I love a good Louisville Slugger of a drum stick when I’m on a bashamatic gig, but things really vary around here and lately I’ve been doing loud, medium, and soft gigs. The large box of sticks that Los Cabos sent for review didn’t let me down. Many stick models came in all three categories: white hickory (normal), white maple (lighter), and red hickory (heavier).
I’ve had good fun with maple sticks from various manufacturers, because maple is very light. Sometimes switching to maple is all you need to lower your sound level a notch. The lighter wood is easier to slow down, easier to restrain, and therefore maximizes your “quiet” or “concerto” chops. I dug the white maple 5A for a lighter touch on my weekly swing band rehearsal (octogenarians don’t like it loud), and I used the white maple 7A (slender at 0.543” diameter and shorter at 15.5” long) with great success on a restaurant gig that is often “brushes only.”

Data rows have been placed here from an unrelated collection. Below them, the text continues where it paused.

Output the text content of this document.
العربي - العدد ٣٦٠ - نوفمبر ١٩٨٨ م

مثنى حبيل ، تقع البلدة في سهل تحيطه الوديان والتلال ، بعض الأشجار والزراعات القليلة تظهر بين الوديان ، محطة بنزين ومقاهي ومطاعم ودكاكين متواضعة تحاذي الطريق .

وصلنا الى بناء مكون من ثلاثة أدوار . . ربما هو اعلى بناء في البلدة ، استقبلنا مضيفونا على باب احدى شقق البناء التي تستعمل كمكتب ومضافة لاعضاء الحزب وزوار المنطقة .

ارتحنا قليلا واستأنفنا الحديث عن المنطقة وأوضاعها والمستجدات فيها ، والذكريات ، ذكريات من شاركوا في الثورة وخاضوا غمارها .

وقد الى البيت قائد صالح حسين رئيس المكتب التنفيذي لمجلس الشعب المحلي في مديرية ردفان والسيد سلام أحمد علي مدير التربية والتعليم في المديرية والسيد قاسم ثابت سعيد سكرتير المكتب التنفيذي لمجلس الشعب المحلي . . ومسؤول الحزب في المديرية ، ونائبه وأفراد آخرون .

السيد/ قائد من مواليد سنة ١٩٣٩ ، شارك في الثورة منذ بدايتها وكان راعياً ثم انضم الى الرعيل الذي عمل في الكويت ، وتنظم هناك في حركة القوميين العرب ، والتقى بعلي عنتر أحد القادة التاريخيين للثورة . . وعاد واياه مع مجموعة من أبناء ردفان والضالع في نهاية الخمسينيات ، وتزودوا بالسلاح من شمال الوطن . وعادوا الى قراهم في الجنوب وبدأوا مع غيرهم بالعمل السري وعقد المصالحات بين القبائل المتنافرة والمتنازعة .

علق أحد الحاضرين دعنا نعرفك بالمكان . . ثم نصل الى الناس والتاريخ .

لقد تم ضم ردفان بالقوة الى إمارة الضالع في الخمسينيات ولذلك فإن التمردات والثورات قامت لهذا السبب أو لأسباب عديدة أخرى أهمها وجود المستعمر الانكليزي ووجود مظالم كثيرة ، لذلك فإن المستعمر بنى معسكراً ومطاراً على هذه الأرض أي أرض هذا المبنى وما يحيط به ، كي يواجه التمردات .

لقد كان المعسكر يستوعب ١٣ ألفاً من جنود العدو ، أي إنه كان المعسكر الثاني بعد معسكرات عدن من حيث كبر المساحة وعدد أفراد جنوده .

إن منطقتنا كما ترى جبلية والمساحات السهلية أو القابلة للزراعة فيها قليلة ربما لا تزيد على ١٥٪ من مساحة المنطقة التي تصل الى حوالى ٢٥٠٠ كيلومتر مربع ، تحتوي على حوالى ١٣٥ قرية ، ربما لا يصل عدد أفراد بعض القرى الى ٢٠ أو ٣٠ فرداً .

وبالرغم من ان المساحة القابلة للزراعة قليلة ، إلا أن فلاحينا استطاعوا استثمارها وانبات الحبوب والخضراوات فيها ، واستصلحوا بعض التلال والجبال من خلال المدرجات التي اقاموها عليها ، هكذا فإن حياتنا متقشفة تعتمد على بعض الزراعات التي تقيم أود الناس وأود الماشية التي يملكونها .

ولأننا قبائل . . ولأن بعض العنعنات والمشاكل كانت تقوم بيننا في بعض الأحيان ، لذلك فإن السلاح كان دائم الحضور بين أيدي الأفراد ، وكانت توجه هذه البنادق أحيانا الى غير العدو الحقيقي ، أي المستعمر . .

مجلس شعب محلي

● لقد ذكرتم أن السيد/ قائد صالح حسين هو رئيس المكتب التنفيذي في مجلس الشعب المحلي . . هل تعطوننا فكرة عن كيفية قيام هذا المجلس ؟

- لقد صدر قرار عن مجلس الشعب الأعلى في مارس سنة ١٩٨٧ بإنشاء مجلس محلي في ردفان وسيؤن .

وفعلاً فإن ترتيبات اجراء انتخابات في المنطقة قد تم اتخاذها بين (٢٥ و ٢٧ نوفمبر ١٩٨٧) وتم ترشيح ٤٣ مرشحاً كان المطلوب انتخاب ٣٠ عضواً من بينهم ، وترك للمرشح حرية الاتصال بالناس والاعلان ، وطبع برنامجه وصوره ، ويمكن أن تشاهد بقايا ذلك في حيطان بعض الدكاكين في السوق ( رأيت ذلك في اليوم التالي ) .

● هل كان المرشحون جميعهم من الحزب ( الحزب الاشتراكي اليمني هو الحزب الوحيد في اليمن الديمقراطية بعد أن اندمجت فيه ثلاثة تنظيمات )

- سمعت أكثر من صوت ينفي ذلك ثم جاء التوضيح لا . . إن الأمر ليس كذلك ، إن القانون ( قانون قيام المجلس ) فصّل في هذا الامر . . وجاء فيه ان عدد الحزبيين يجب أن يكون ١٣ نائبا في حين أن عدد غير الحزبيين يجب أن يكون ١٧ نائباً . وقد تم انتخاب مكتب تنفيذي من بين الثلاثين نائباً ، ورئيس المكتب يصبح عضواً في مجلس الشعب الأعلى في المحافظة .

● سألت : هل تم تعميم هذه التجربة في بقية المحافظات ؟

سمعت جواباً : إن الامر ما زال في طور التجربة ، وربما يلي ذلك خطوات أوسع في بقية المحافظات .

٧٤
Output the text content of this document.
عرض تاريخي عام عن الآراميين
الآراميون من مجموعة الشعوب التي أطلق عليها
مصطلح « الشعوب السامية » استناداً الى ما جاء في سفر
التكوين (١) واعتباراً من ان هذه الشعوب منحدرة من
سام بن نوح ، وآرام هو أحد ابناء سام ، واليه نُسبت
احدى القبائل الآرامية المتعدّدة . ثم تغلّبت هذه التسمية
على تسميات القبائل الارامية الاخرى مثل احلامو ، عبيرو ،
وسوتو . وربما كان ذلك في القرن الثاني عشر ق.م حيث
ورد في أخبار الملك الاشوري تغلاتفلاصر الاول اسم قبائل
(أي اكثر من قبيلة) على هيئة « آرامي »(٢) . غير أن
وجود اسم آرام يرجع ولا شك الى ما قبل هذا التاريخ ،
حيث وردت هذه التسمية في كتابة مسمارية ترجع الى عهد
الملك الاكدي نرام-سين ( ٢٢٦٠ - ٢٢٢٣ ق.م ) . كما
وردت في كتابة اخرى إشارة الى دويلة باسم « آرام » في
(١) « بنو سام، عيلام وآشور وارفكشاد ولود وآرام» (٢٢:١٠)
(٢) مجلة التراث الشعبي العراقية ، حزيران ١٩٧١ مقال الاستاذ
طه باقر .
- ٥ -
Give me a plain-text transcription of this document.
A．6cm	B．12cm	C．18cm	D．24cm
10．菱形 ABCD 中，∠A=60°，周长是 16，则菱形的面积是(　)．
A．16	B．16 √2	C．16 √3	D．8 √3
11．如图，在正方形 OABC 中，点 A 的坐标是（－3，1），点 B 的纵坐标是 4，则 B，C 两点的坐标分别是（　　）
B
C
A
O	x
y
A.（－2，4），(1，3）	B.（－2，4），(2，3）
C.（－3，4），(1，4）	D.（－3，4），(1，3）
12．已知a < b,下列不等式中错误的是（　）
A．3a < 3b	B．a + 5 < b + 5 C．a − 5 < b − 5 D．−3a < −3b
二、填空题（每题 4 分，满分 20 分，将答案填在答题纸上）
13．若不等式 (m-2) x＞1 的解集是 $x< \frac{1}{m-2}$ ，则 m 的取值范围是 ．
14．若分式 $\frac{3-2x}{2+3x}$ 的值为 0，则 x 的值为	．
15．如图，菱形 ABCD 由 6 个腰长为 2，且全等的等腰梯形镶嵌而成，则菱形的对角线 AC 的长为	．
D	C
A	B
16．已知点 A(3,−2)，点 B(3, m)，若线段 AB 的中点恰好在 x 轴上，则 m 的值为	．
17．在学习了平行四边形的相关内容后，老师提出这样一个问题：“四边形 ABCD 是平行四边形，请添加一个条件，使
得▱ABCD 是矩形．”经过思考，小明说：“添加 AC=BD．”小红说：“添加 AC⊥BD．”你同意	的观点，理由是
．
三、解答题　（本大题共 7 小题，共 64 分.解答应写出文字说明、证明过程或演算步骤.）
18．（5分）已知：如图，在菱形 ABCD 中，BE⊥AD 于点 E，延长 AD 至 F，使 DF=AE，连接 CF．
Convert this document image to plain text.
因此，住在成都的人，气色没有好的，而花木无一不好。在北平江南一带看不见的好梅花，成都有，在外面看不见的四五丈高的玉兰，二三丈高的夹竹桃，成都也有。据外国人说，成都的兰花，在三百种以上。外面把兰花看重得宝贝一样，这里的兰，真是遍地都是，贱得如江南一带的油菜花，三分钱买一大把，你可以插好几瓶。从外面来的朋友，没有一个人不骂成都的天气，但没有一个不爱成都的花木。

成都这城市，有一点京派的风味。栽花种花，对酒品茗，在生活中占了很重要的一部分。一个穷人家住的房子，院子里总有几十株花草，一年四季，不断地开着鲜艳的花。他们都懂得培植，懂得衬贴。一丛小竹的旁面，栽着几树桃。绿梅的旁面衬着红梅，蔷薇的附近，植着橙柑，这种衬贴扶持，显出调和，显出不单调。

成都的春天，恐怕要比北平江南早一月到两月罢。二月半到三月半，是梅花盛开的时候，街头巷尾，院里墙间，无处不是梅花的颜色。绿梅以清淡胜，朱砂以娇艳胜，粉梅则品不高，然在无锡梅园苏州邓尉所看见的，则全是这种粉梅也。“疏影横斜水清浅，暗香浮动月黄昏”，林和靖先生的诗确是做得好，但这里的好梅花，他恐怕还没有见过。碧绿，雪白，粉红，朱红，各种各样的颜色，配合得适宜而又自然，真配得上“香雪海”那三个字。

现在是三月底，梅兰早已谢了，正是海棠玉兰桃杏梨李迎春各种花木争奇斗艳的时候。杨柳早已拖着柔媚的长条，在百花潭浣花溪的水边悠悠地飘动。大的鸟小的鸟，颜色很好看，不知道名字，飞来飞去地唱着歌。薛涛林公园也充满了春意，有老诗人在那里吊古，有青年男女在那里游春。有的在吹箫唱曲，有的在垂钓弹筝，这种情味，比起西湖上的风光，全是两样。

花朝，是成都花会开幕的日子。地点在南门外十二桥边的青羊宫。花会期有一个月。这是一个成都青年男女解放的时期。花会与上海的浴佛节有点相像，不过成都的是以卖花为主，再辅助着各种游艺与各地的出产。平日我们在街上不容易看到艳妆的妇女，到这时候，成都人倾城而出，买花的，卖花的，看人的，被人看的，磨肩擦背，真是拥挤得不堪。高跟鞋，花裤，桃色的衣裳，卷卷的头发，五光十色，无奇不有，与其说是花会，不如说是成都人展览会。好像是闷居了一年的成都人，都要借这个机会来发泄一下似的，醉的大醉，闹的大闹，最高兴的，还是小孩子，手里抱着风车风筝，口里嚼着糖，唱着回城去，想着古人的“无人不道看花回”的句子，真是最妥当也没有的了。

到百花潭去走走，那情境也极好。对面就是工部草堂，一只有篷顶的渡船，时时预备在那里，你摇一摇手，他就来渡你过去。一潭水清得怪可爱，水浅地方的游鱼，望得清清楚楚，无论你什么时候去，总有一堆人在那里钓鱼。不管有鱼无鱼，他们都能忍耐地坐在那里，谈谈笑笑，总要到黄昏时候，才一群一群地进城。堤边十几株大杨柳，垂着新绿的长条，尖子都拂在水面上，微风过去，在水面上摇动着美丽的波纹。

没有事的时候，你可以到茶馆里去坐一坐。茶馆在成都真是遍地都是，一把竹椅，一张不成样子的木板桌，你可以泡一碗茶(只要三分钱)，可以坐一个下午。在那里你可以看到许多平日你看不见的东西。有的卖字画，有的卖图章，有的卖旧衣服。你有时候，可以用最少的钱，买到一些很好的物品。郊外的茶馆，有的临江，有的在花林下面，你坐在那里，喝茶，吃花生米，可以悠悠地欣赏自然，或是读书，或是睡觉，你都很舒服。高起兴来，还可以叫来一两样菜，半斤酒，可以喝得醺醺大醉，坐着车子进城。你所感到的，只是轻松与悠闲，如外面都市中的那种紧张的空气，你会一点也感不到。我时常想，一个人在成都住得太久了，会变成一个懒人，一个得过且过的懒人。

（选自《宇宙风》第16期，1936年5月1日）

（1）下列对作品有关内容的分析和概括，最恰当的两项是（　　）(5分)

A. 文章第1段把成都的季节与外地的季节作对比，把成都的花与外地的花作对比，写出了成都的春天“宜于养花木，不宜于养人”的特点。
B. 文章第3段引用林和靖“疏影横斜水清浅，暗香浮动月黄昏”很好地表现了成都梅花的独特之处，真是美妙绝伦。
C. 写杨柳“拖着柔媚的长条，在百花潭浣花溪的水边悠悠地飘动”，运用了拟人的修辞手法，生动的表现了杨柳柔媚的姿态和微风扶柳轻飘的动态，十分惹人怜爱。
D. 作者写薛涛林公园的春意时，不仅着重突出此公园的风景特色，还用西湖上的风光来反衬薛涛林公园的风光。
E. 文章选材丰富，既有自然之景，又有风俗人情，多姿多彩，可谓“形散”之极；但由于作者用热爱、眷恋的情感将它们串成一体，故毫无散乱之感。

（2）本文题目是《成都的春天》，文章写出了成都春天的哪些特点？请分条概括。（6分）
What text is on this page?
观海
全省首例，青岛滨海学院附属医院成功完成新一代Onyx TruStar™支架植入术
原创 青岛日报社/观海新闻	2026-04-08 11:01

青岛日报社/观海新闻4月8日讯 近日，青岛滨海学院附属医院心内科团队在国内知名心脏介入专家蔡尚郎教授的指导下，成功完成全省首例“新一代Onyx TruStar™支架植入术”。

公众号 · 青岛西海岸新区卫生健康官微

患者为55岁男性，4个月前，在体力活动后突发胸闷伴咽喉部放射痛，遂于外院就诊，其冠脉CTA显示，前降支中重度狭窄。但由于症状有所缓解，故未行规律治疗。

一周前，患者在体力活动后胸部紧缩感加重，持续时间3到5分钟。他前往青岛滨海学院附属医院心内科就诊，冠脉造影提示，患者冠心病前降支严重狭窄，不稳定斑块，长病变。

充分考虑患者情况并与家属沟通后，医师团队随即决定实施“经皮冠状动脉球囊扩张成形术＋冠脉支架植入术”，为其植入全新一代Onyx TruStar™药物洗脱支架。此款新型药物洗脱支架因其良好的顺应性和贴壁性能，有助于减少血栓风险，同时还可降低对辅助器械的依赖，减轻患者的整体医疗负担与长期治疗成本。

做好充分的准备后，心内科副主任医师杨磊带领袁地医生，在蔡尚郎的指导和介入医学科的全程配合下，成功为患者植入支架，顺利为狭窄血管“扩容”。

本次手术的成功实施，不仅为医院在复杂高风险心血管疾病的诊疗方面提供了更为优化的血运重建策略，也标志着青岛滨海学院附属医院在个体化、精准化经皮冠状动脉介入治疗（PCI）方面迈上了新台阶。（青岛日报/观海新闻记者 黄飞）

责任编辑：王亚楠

For purposes of comparison it’s best to use the good ol’ hickory stick, because hickory is far and away the most popular material for drum sticks. The Los Cabos 2B in white hickory, for example, is a fine hammer for rocking and rolling. Fat in the hand at 0.626” diameter, this teardrop-tipped stick has a long, gradual taper, a matte finish, and the extra authority provided by its 16.25” length. The workmanship on the 2Bs and on all the Los Cabos sticks I used was very good: nicely balanced pairs, evenly applied finish, very good pitch matching, and an overall feeling of quality.
But the red hickory is an innovation I’ve been waiting for. On really, really loud gigs, with the guitar amp right next to you (oh why must it always be right next to you?) you will need more stick. For me, the gig-mandated shift upward in stick diameter and length often brought uncomfortable changes in grip and extension. With the Los Cabos red hickory sticks I can stay with the size I like and add the extra muscle I need. In fact, I can now carry my favorite size, 5B, in all three weights (white hickory, red hickory, white maple), and be comfortably tooled up for a variety of volumes. Okay, bandmates, bring your Marshall! Bring your acoustic piano! Bring your accordion! Just bring it! I’m not afraid.
Want just a little change in size? Try the Los Cabos Intense models, which are just a tad longer. The Los Cabos white hickory 5A Intense, for example, is 16.5” long (that’s 0.5” longer) but the same diameter as the regular 5A. The combination of heftier stick plus a little more length for a little more whip might be all you need. There’s also red hickory Intense models in both 5A and 5B.
Los Cabos Drum Sticks have scored a trifecta in wood. Three different woods offering three distinct weights mean three unique volume options without you having to lose your grip on your comfort zone.
Red Hickory: 2B, 3B, 5A, 5B, 5A Intense, 5B Intense, 7A, 8A, Jazz, Rock
White Hickory: 2B, 3A, 5A, 5B, 5A Intense, 5B Intense, 7A, 8A, Jazz, Rock, Shotguns, Parade
White Maple: 2B, 3B, 5A, 5B, 7A, 8A, Jazz, Rock, Concert
Wooden Tip: $13.50/pair
Nylon Tip: $14/pair
FEATURES Top-grade drum sticks available in three different kinds of wood: white hickory, red hickory, white maple. Dipped sticks, nylon-tipped sticks, brushes, bundles, and mallets also available.